When scientists start to investigate something they usually have a hypothesis that they are testing. This means they have an idea about what will happen when they explore something or take some readings, but they need the evidence to either confirm their thinking or suggest they need to think again.
From this they can make a prediction. It is easy to get mixed up between hypotheses and predictions. For example, a hypothesis might be made about the way that springs behave when they are loaded. From this a prediction can be made about what will happen to a spring when force is added.
Often an experiment involves things that can change, known as variables. Variables need to be identified, so they can then either be changed or controlled. There are three kinds of variable:
Scientists often want to find out if changing one variable makes a difference to other variables. In many (though not all) investigations the variables are kept constant - the control variables, apart from one which is varied - the independent variable. The effects of the independent variable is then determined by monitoring the dependent variable.
An example would be investigating whether increasing the temperature of the reactants might alter the rate of the reaction. As it is the temperature which is changing, that would be the independent variable. The changing temperature alters the rate of reaction, therefore the reaction rate is the dependent variable. When carrying out the experiment, care has to be taken that other variables that affect the rate of reaction, such as concentration of reactants, are kept constant. These are control variables.
The values are the measurements used for the independent variable. If, for example, one of the variables in an experiment was length, it would be important to decide the maximum and minimum values, and also the intervals between values. If enzyme activity at different pH values was being investigated, a decision would have to be made on what values of pH to use. This decision would take into account elements such as available equipment, time constraints, and safety.

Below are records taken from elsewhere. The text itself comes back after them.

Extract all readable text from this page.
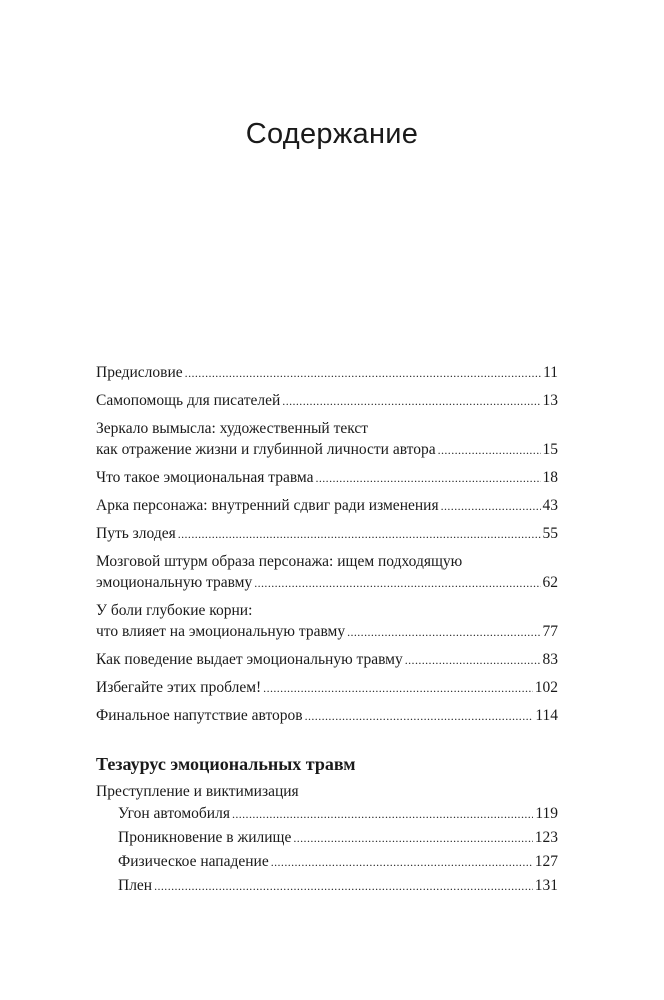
Содержание
Предисловие .....	11
Самопомощь для писателей .....	13
Зеркало вымысла: художественный текст
как отражение жизни и глубинной личности автора .....	15
Что такое эмоциональная травма .....	18
Арка персонажа: внутренний сдвиг ради изменения .....	43
Путь злодея .....	55
Мозговой штурм образа персонажа: ищем подходящую
эмоциональную травму .....	62
У боли глубокие корни:
что влияет на эмоциональную травму .....	77
Как поведение выдает эмоциональную травму .....	83
Избегайте этих проблем! .....	102
Финальное напутствие авторов .....	114
Тезаурус эмоциональных травм
Преступление и виктимизация
Угон автомобиля .....	119
Проникновение в жилище .....	123
Физическое нападение .....	127
Плен .....	131
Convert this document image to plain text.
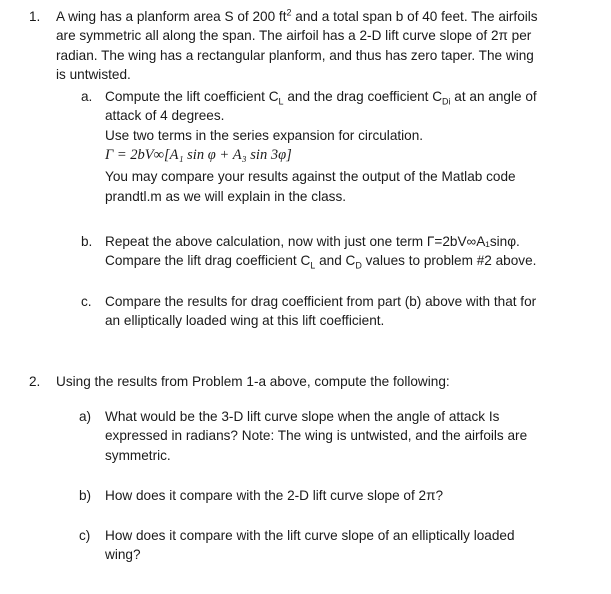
1. A wing has a planform area S of 200 $ft^2$ and a total span b of 40 feet. The airfoils

are symmetric all along the span. The airfoil has a 2-D lift curve slope of 2π per

radian. The wing has a rectangular planform, and thus has zero taper. The wing

is untwisted.

a. Compute the lift coefficient $C_L$ and the drag coefficient $C_{Di}$ at an angle of

attack of 4 degrees.

Use two terms in the series expansion for circulation.

Γ = 2bV∞[A₁ sin φ + A₃ sin 3φ]

You may compare your results against the output of the Matlab code

prandtl.m as we will explain in the class.

b. Repeat the above calculation, now with just one term Γ=2bV∞A₁sinφ.

Compare the lift drag coefficient $C_L$ and $C_D$ values to problem #2 above.

c. Compare the results for drag coefficient from part (b) above with that for

an elliptically loaded wing at this lift coefficient.

2. Using the results from Problem 1-a above, compute the following:

a) What would be the 3-D lift curve slope when the angle of attack Is

expressed in radians? Note: The wing is untwisted, and the airfoils are

symmetric.

b) How does it compare with the 2-D lift curve slope of 2π?

c) How does it compare with the lift curve slope of an elliptically loaded

wing?
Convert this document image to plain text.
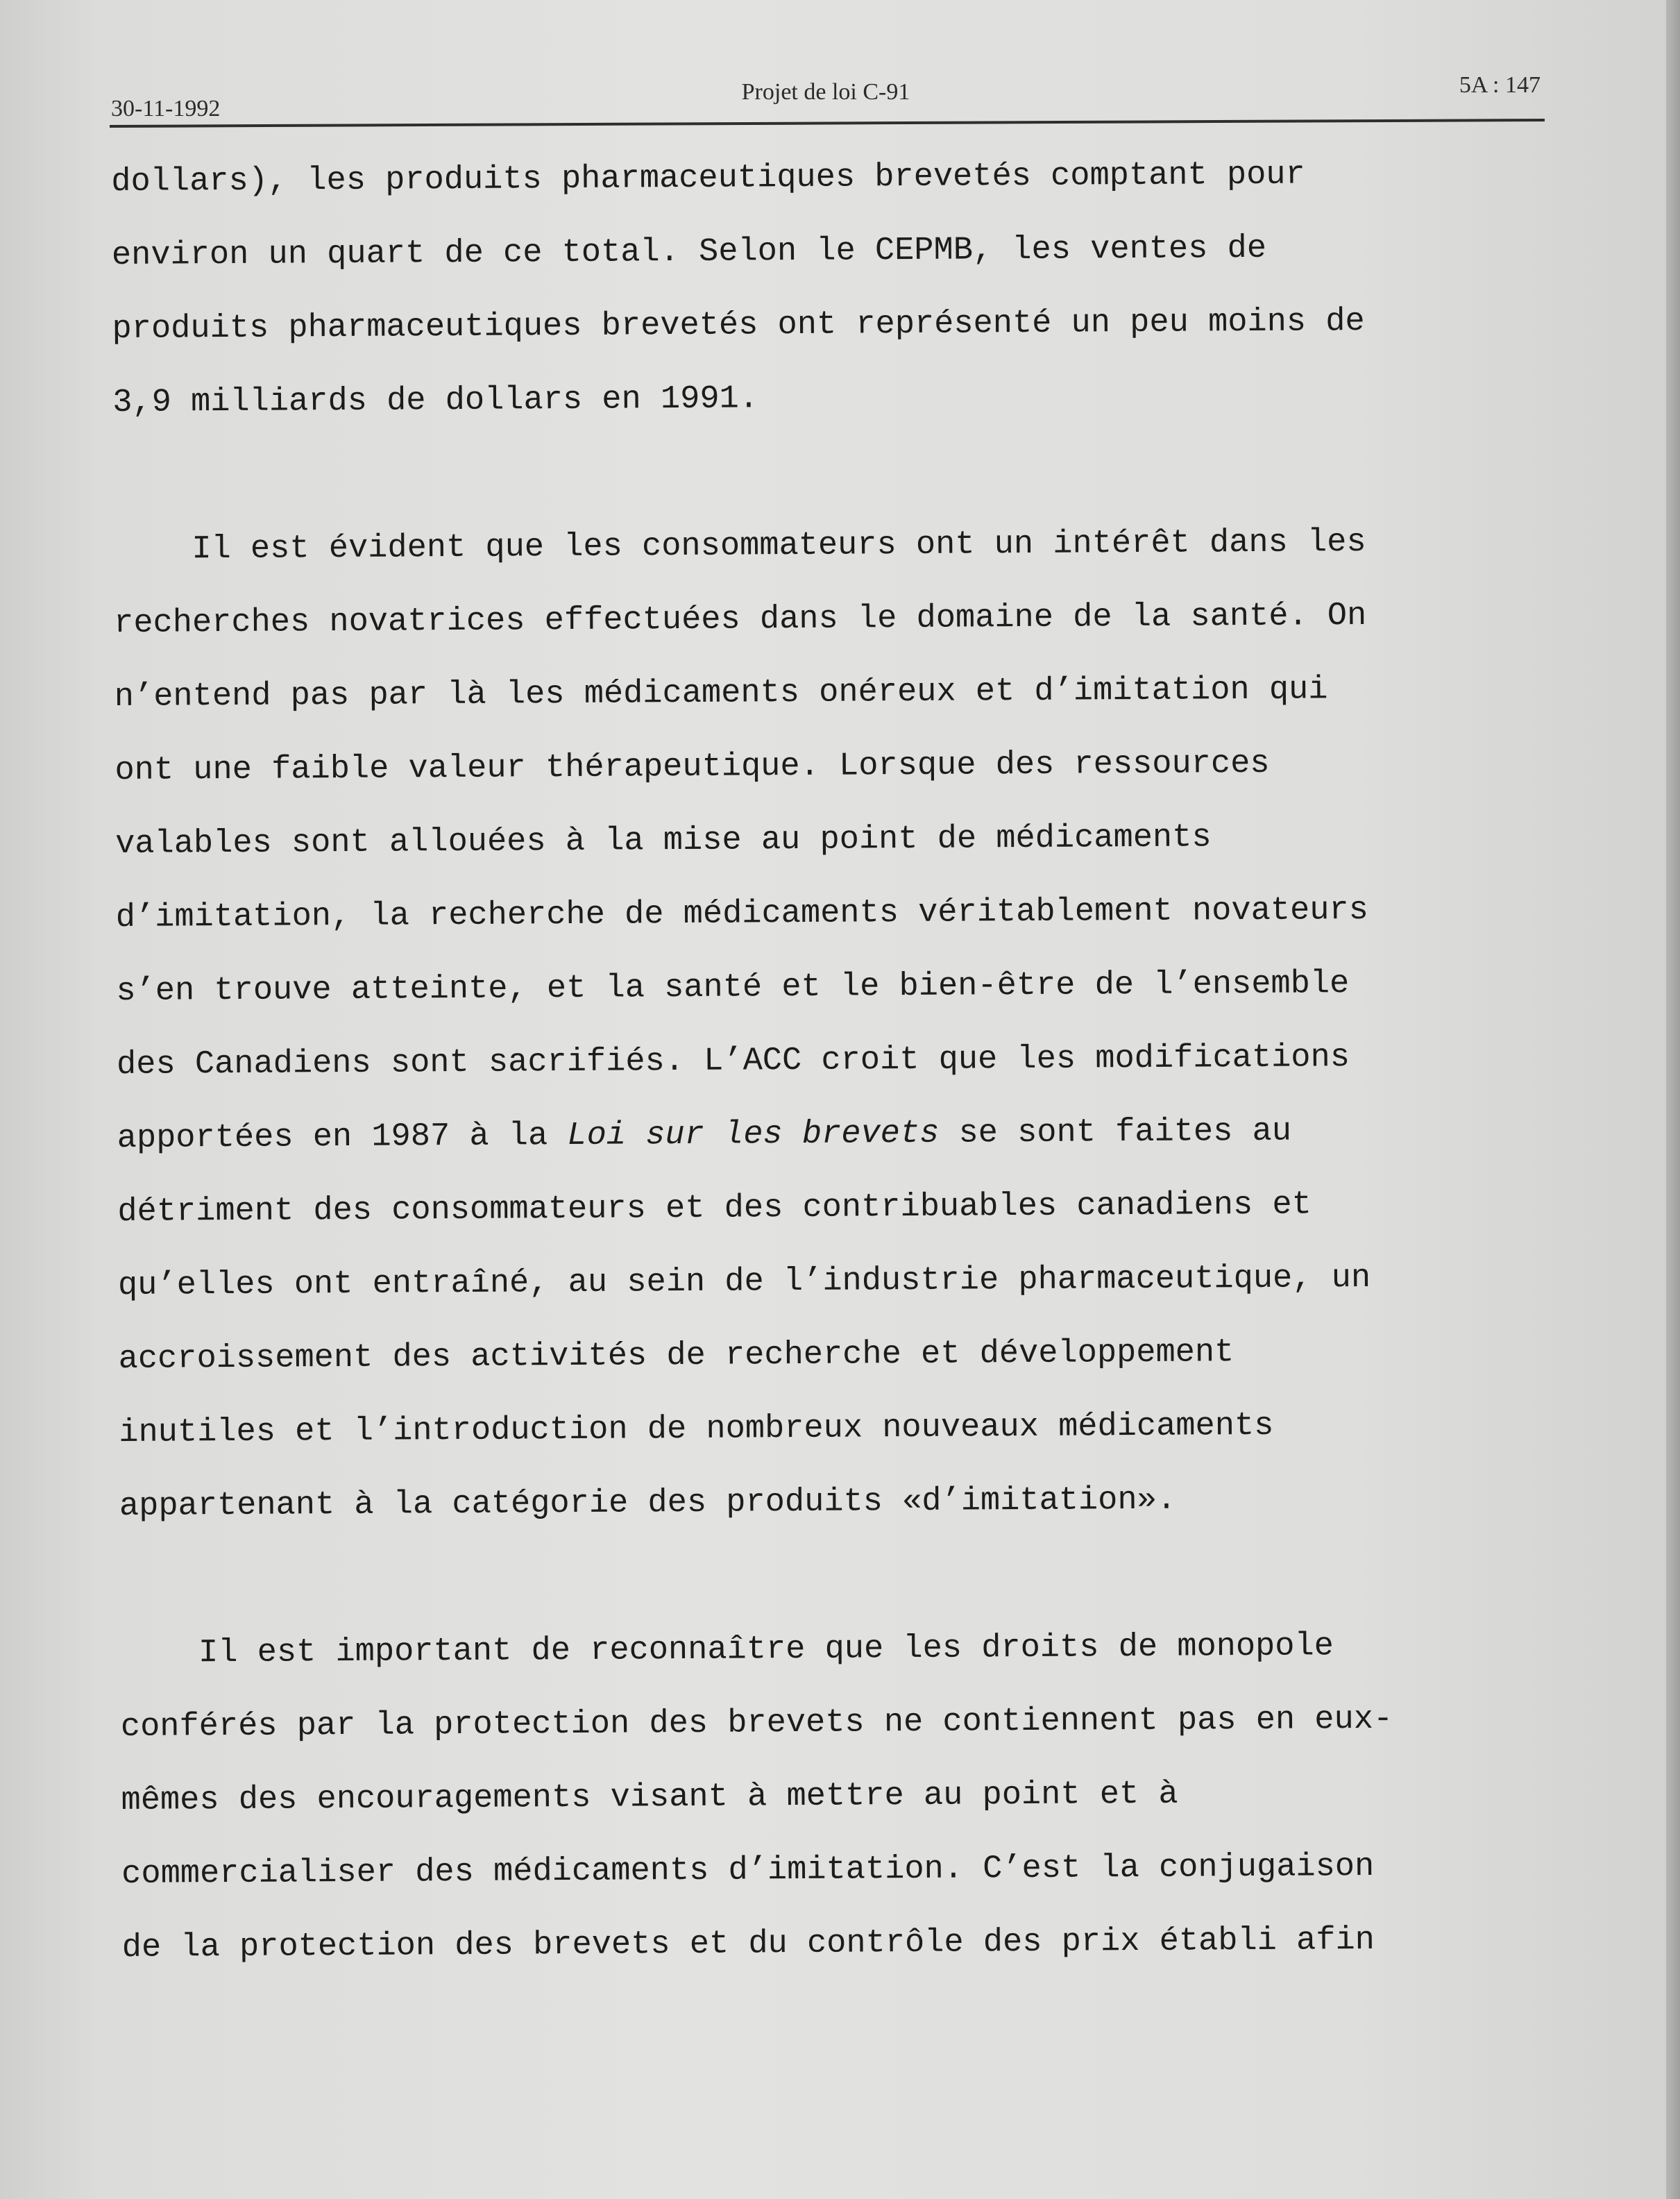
30-11-1992
Projet de loi C-91	5A : 147
dollars), les produits pharmaceutiques brevetés comptant pour
environ un quart de ce total. Selon le CEPMB, les ventes de
produits pharmaceutiques brevetés ont représenté un peu moins de
3,9 milliards de dollars en 1991.
Il est évident que les consommateurs ont un intérêt dans les
recherches novatrices effectuées dans le domaine de la santé. On
n’entend pas par là les médicaments onéreux et d’imitation qui
ont une faible valeur thérapeutique. Lorsque des ressources
valables sont allouées à la mise au point de médicaments
d’imitation, la recherche de médicaments véritablement novateurs
s’en trouve atteinte, et la santé et le bien-être de l’ensemble
des Canadiens sont sacrifiés. L’ACC croit que les modifications
apportées en 1987 à la Loi sur les brevets se sont faites au
détriment des consommateurs et des contribuables canadiens et
qu’elles ont entraîné, au sein de l’industrie pharmaceutique, un
accroissement des activités de recherche et développement
inutiles et l’introduction de nombreux nouveaux médicaments
appartenant à la catégorie des produits «d’imitation».
Il est important de reconnaître que les droits de monopole
conférés par la protection des brevets ne contiennent pas en eux-
mêmes des encouragements visant à mettre au point et à
commercialiser des médicaments d’imitation. C’est la conjugaison
de la protection des brevets et du contrôle des prix établi afin
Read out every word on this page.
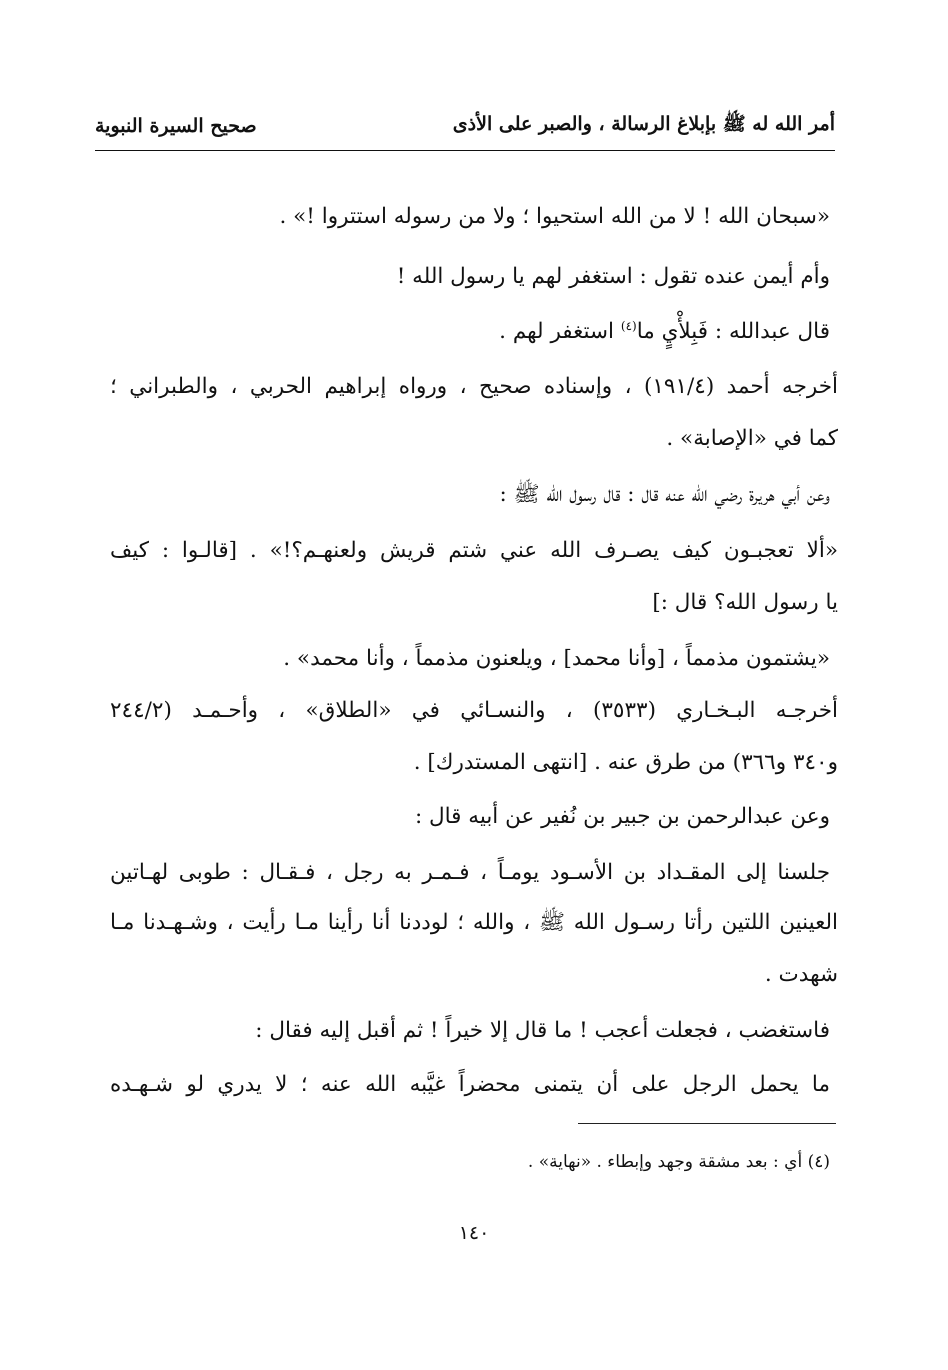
صحيح السيرة النبوية	أمر الله له ﷺ بإبلاغ الرسالة ، والصبر على الأذى
«سبحان الله ! لا من الله استحيوا ؛ ولا من رسوله استتروا !» .
وأم أيمن عنده تقول : استغفر لهم يا رسول الله !
قال عبدالله : فَبِلأْيٍ ما$^{(٤)}$ استغفر لهم .
أخرجه أحمد (١٩١/٤) ، وإسناده صحيح ، ورواه إبراهيم الحربي ، والطبراني ؛
كما في «الإصابة» .
وعن أبي هريرة رضي الله عنه قال : قال رسول الله ﷺ :
«ألا تعجبـون كيف يصـرف الله عني شتم قريش ولعنهـم؟!» . [قالـوا : كيف
يا رسول الله؟ قال :]
«يشتمون مذمماً ، [وأنا محمد] ، ويلعنون مذمماً ، وأنا محمد» .
أخرجـه البـخـاري (٣٥٣٣) ، والنسـائي في «الطلاق» ، وأحـمـد (٢٤٤/٢
و٣٤٠ و٣٦٦) من طرق عنه . [انتهى المستدرك] .
وعن عبدالرحمن بن جبير بن نُفير عن أبيه قال :
جلسنا إلى المقـداد بن الأسـود يومـاً ، فـمـر به رجل ، فـقـال : طوبى لهـاتين
العينين اللتين رأتا رسـول الله ﷺ ، والله ؛ لوددنا أنا رأينا مـا رأيت ، وشـهـدنا مـا
شهدت .
فاستغضب ، فجعلت أعجب ! ما قال إلا خيراً ! ثم أقبل إليه فقال :
ما يحمل الرجل على أن يتمنى محضراً غيَّبه الله عنه ؛ لا يدري لو شـهـده
(٤) أي : بعد مشقة وجهد وإبطاء . «نهاية» .
١٤٠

When measurements are being taken, it is usually appropriate to repeat them. Sometimes, there are lots of possible readings that could be taken. For example if the distribution of daisies on a playing field was being explored, it wouldn’t be necessary to count every one; however, it wouldn’t be a good idea to just look at the ones close to the fence. A sampling technique should be used to decide which ones to look at. It might, for example, involve the method of randomly placing quadrats. A mean is then calculated.